Atomic Redis counters and the race condition that took me three tries
I had a rate limiter. It capped most users at 100 emails per hour. A few got to send 105. The bug: INCR was atomic. My code wasn't.
I had a rate limiter. It was supposed to cap each user at 100 emails per hour. It capped most users at 100. A few got to send 101. Some got to send 105.
The bug: INCR was atomic. My code wasn't.
Take 1: the naive version
async function tryConsume(userId: string) {
const key = `quota:${userId}`;
const count = await redis.incr(key);
if (count === 1) await redis.expire(key, 3600);
return count <= 100;
}Looks reasonable. Two workers running this for the same user at count = 99 will see INCR return 100 and 101 respectively. Only the first one passes the check. That part's fine.

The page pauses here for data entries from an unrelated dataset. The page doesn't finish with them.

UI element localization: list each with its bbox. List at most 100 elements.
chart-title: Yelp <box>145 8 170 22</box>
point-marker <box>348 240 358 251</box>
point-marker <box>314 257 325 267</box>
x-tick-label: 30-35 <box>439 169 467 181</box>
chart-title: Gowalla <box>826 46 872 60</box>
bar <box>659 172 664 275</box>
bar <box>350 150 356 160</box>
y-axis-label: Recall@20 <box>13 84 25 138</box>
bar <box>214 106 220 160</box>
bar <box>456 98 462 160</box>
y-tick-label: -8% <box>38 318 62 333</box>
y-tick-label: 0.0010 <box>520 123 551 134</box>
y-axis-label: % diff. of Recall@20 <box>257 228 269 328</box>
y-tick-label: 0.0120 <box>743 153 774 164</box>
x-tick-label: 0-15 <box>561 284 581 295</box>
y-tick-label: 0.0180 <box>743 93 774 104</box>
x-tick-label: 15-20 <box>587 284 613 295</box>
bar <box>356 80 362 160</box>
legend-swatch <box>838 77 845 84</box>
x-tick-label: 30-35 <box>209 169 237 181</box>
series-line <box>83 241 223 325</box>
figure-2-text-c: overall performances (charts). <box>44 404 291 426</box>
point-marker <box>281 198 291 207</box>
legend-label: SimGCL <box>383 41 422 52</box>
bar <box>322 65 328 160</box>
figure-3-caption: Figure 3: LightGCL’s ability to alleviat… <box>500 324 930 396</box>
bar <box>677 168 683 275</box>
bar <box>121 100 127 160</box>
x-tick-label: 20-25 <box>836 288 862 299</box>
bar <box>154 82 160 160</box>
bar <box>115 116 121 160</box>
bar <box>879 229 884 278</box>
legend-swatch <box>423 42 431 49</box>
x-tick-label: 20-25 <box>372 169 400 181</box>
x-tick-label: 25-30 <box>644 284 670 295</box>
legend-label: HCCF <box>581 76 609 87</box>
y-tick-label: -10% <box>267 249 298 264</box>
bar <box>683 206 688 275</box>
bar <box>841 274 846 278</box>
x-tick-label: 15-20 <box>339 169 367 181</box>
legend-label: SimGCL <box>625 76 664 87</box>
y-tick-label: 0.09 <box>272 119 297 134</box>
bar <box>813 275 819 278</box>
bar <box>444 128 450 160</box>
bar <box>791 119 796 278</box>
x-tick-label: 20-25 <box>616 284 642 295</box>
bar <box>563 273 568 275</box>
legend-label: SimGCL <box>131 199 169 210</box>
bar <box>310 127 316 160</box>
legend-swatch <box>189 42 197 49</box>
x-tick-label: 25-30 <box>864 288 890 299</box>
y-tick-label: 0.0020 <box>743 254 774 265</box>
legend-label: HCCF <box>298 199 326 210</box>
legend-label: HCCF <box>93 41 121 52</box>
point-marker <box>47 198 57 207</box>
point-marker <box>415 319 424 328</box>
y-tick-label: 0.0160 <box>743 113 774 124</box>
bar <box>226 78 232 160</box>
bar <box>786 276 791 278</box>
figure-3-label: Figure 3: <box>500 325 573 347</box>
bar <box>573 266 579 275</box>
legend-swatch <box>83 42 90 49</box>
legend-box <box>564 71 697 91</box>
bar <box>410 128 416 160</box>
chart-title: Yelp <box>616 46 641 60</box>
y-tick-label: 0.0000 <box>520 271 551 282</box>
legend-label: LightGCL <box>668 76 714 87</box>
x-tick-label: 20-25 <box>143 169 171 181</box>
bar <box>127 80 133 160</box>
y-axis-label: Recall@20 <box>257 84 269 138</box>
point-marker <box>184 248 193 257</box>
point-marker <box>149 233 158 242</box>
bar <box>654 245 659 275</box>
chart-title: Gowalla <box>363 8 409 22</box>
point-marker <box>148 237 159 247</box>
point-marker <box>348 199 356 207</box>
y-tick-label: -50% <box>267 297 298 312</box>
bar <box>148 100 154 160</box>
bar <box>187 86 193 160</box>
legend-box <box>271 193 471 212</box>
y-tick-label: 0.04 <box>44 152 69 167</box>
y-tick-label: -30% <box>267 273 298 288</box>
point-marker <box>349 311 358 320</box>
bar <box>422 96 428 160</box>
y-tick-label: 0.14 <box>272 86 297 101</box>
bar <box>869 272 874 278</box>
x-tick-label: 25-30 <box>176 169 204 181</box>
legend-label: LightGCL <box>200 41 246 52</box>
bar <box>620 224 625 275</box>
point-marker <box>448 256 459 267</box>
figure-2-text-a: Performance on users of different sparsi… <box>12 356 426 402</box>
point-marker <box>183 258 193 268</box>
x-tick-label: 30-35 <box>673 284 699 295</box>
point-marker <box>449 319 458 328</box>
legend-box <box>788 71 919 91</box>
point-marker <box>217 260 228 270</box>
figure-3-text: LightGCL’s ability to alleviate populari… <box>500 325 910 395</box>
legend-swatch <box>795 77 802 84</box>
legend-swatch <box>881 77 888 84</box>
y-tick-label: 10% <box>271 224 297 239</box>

The overshoot came from a different place: the rollback.
Take 2: INCR with rollback on failure
I added rollback logic because sometimes the send itself failed (SMTP rejection), and I didn't want a failed send to count against quota:
async function tryConsume(userId: string) {
const count = await redis.incr(`quota:${userId}`);
if (count > 100) {
await redis.decr(`quota:${userId}`); // ← the bug lives here
return false;
}
return true;
}Imagine a worker dies between the INCR and the DECR. The counter sticks at 101 even though no email was sent. Or two workers DECR concurrently for the same key: INCR → 101 → 102 → DECR → 101 → DECR → 100. Now the counter says 100 but only 1 email actually went out.
The fundamental problem: check-and-increment is two operations. Anything you do between them is a race.
Take 3: Lua
Redis ships with EVAL, which runs a Lua script atomically. The whole script executes as one operation. No interleaving.
const consumeScript = `
local key = KEYS[1]
local limit = tonumber(ARGV[1])
local ttl = tonumber(ARGV[2])
local current = tonumber(redis.call('GET', key) or '0')
if current >= limit then
return 0
end
redis.call('INCR', key)
if current == 0 then
redis.call('EXPIRE', key, ttl)
end
return 1
`;
async function tryConsume(userId: string) {
const allowed = await redis.eval(
consumeScript,
1, // KEYS count
`quota:${userId}`, // KEYS[1]
"100", // ARGV[1]
"3600" // ARGV[2]
);
return allowed === 1;
}Read, check, increment. All inside one atomic Lua call. Concurrent workers can't interleave because Redis runs the script start-to-finish before doing anything else for any client.
What I should have done first
I should have written the test case before writing the production code. Two workers, same user, both calling tryConsume from Promise.all. The race would have shown up the first time. Instead I shipped, monitored, got pinged, and rebuilt twice.
There's a version of me that would have shipped take 1, hit the bug, switched to take 2, hit the second bug, and ended up writing this post anyway. I just hope you can skip a step.